Detective Inspector Richard Venables (QPM, rtd.) has helped identify thousands of bodies all over the world, piecing together fragments from tsunamis, transport and other disasters to return the victims to their loved ones.
A world-renowned expert in Disaster Victim Identification who was a member of the UK Police’s Major Disaster Advisory Team, Richard’s destiny was shaped in part by his presence as a uniformed sergeant at the 1989 Hillsborough Disaster.
In A Life in Death, Richard tells his extraordinary story, of how death came to be a key feature of his personal as well as professional life, as well as how he coped with the biggest challenge of his life: the 2004 Asian Tsunami, the deadliest event of its kind ever experienced by human civilization, claiming 230,000 lives.
Upon his retirement from the Police in 2006, Richard was awarded the Queen’s Police Medal in recognition of his distinguished service. In A Life in Death, Richard takes us behind the scenes of extraordinary events, explaining with compassion and searing honesty the absolute necessity of his work, his life’s passion.

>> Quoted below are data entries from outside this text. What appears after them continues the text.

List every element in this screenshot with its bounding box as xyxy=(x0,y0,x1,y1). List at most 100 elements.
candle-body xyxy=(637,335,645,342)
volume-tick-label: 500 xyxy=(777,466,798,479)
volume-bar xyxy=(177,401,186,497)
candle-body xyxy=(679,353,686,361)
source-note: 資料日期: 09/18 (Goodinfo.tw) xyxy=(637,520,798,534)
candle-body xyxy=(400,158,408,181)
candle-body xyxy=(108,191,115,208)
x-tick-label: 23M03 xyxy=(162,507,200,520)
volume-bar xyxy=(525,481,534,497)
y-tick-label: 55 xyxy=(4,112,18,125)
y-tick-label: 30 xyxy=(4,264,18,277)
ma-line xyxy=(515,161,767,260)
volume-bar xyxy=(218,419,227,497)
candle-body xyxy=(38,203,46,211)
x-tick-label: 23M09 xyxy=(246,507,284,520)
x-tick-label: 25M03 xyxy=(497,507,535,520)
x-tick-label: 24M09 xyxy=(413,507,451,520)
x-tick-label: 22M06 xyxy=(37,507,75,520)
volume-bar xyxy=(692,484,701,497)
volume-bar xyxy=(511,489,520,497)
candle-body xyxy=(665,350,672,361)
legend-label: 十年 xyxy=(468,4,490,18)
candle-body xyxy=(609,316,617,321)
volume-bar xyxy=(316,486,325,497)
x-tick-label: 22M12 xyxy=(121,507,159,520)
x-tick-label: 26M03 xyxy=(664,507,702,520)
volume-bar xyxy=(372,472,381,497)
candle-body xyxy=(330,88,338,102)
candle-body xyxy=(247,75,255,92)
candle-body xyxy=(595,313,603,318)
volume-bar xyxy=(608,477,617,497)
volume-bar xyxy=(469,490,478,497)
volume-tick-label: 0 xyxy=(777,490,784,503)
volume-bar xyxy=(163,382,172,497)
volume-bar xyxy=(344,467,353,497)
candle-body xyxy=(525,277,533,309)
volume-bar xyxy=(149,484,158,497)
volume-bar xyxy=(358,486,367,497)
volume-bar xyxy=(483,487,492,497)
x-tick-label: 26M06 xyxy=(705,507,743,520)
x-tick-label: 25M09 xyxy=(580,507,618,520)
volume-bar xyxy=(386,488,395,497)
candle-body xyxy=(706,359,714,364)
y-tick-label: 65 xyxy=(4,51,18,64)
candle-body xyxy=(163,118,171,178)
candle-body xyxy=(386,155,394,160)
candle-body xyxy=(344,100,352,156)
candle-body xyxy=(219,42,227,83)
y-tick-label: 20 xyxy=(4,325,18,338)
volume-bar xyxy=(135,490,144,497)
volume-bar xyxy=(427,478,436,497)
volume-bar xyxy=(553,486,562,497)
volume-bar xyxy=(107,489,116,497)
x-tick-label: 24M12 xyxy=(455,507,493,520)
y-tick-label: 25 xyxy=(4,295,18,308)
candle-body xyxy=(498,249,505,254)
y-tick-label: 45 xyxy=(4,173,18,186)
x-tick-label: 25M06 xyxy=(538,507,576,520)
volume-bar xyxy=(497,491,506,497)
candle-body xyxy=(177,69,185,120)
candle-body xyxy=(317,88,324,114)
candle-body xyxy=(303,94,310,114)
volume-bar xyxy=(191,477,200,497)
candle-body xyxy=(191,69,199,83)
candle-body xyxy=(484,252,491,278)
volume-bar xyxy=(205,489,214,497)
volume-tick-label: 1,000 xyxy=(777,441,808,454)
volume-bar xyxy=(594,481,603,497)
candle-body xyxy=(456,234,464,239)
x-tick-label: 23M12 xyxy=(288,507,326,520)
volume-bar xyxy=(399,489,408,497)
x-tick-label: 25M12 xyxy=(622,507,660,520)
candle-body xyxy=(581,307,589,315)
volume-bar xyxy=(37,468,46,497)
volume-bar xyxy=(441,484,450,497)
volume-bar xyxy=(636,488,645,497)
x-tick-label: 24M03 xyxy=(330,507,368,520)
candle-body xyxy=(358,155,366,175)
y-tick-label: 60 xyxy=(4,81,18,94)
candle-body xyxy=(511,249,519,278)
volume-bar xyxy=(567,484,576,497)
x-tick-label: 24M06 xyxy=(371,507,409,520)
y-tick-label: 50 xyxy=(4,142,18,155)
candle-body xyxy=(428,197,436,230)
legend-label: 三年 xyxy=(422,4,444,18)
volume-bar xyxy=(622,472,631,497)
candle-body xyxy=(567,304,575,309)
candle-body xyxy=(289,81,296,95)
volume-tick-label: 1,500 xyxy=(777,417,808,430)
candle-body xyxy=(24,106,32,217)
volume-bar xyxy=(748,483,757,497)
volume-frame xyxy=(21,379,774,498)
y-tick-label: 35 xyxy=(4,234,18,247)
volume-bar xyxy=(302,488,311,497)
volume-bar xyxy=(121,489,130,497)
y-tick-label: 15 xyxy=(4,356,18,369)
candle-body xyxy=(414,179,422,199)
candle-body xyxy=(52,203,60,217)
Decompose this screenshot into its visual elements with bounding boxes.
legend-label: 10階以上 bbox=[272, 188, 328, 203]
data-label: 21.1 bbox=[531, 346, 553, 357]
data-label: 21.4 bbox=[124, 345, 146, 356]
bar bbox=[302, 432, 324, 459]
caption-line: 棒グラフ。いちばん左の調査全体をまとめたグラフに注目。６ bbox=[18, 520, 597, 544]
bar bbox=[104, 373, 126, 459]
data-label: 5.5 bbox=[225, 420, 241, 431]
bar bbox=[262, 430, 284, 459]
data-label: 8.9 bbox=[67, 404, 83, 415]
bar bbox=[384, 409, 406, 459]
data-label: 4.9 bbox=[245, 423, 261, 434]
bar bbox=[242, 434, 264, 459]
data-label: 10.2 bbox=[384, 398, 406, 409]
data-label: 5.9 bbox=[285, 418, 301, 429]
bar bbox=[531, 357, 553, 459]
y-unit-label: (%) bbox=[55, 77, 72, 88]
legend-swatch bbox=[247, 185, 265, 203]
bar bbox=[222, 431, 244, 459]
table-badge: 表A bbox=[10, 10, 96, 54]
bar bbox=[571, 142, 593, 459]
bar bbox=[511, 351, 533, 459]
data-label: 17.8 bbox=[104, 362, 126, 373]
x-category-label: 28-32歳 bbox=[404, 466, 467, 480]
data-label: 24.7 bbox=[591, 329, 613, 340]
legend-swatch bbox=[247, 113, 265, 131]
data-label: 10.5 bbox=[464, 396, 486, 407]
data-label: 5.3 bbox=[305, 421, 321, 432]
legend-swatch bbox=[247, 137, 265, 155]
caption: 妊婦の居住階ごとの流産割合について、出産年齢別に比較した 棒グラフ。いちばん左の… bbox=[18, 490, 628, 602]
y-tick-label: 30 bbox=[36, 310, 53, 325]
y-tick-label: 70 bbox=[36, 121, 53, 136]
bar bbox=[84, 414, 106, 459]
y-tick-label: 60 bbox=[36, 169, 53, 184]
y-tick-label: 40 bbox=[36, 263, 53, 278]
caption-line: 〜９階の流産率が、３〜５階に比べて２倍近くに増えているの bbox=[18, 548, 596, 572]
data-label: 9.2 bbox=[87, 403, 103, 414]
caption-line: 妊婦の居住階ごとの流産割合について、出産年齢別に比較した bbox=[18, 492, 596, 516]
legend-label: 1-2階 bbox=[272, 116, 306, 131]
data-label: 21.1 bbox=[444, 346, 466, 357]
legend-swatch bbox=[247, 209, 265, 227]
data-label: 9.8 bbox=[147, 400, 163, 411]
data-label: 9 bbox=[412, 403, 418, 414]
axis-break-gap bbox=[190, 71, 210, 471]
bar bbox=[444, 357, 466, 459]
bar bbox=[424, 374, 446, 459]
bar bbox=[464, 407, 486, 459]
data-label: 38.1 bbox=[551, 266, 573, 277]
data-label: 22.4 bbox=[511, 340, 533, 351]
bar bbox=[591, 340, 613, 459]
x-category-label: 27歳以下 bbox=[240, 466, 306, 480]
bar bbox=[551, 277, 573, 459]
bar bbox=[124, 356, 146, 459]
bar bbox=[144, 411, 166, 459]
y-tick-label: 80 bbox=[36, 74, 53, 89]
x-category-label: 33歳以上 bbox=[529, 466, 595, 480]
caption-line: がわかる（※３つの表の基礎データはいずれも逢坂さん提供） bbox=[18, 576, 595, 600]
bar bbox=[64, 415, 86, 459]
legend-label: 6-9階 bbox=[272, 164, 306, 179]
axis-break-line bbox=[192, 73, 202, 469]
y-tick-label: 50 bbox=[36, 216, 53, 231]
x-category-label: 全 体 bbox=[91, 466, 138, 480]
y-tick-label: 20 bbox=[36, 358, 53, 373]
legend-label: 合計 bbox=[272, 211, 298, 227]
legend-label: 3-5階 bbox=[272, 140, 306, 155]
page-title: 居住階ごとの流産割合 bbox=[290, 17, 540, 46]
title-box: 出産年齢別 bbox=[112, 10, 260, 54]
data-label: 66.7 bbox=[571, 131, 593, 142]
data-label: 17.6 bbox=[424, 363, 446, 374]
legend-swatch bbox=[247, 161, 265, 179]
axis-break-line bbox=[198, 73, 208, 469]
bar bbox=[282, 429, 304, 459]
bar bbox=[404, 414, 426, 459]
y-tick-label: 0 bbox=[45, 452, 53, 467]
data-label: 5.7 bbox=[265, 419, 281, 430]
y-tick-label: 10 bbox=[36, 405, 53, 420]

ARC received from: Netgalley
One-Sentence Summary: A cop’s life working in the field of Disaster Victim Identification
Review: This book is not for the fainthearted. There is a lot of talk of dead bodies and quite a bit of talk about dead bodies in conditions you never want to imagine a human being in.
However, it is also very interesting. If you ever want to satisfy your macabre curiosity as to how the police identify victims involved in a disaster without getting too much into the science, then this is the book for you. It never lets you forget the sensitivity and the human element of working in a field which deals with tragedy after tragedy.
Richard Venables is in a unique perspective to be able to deliver an account of how Disaster Victim Identification has progressed from the ’80s to now as he pretty much invented the process for the UK and worked on a multitude of national and international disasters from some horrific train crashes to the Asian Tsunami and the 7/7 London bombings. He manages to do so without his personal agenda and thoughts against the establishment, which naturally seeps out now and again, taking over the whole book.